Well, if the average length of a “run” of survivors is long, then we
might expect the cost of a single large memmove to beat out the cost of operator=-in-a-loop.
But at the other extreme, if the average length of a run is only 1 element, then memmove won’t
save anything; we’ll be paying all the bookkeeping cost for none of the benefit.
By “bookkeeping” I mean not only the extra register and icache pressure of the more complicated algorithm, but also the overhead of the call to memmove itself, and that memmove will necessarily start by checking whether it needs to handle forward overlap. (That branch is completely predictable — it doesn’t — but is still overhead absent from the “smooth” version.)
I wrote a little benchmark (backup)
to time a call to std::remove_if on an array of a million ints,
with a bit-masking predicate that removed half of the elements; one in 8;
one in 128; or one in 1024. I contrived this benchmark deliberately to play
to the “chunky” algorithm’s strengths: trivially copyable elements, with large swaths moved
contiguously.
The “smooth” column here is merely to prove that my smooth_remove_if implementation
is essentially the same as libc++’s default implementation:
my chunky_remove_if can’t blame its defeat on “library vendor magic.”
Yet it is defeated, and decisively so:
| Elements removed | std |
smooth | chunky | Penalty | smooth assignments |
chunky memmoves |
|---|---|---|---|---|---|---|
| 1 in 2 | 3122 us | 3157 us | 3797 us | +20% | 499549 | 249971 |
| 1 in 8 | 1082 us | 1105 us | 1471 us | +33% | 874707 | 109724 |
| 1 in 128 | 416 us | 420 us | 468 us | +11% | 992148 | 7750 |
| 1 in 1024 | 327 us | 326 us | 396 us | +21% | 998482 | 958 |
As expected, chunky_remove_if loses when the expected length of a memmove is short.
But it also loses when the expected length of a memmove is long!

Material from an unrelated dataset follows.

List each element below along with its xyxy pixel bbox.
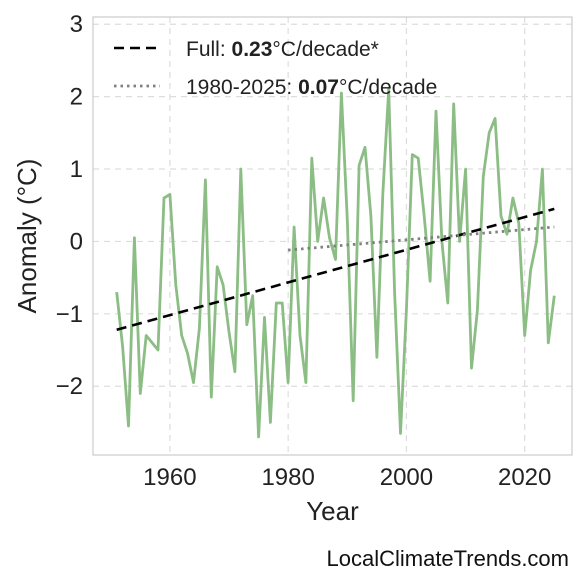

And, counterintuitively,
as we remove fewer elements (and thus execute more individual assignments in the “smooth”
case and fewer individual memmoves in the “chunky” case), smooth_remove_if gets faster and
faster, and chunky_remove_if’s performance penalty doesn’t budge.

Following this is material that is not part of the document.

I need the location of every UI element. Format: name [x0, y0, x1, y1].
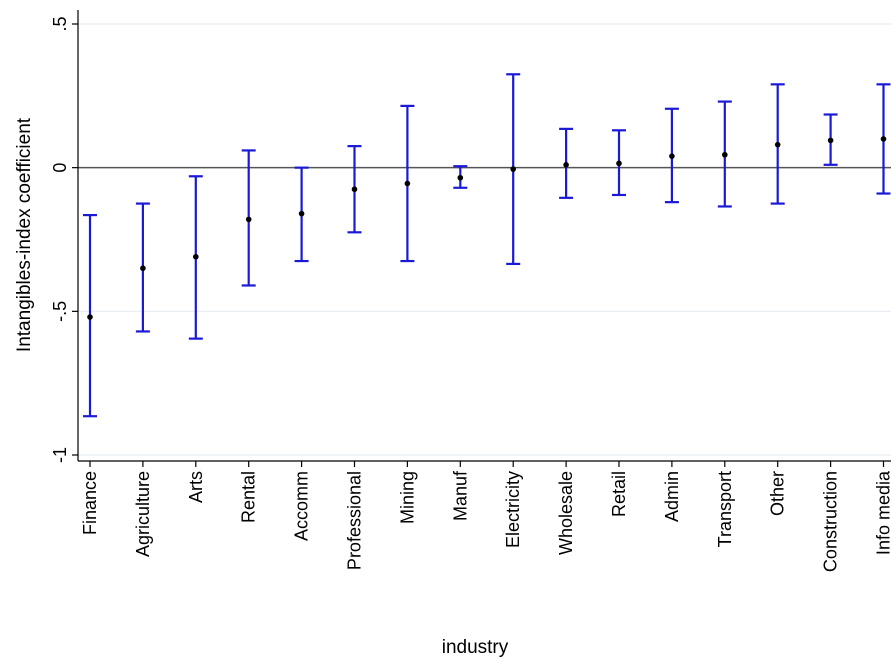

I tentatively blame this on the branch predictor. The fewer elements we remove, the more
predictable the result of pred(*first). Removing half the elements is the worst case for
smooth_remove_if simply because that turns it into a tight loop over a single completely
unpredictable branch. Making that branch more predictable dominates every other consideration,
including any speedup we might get from memmove (which, after all, is also a tight loop over
a mostly predictable branch: “have we counted all the way to n yet?”)
Conclusion: “Chunking” the elements moved by remove_if into larger memmoves
isn’t an optimization; it’s a pessimization.
This doesn’t directly say anything about unstable_remove, but it does suggest that
when it comes to benchmarking remove-related algorithms, we ought not to rabbit-hole on
simply minimizing the number of move-assignments; that kind of thing may be outweighed
by cache and branch-prediction effects.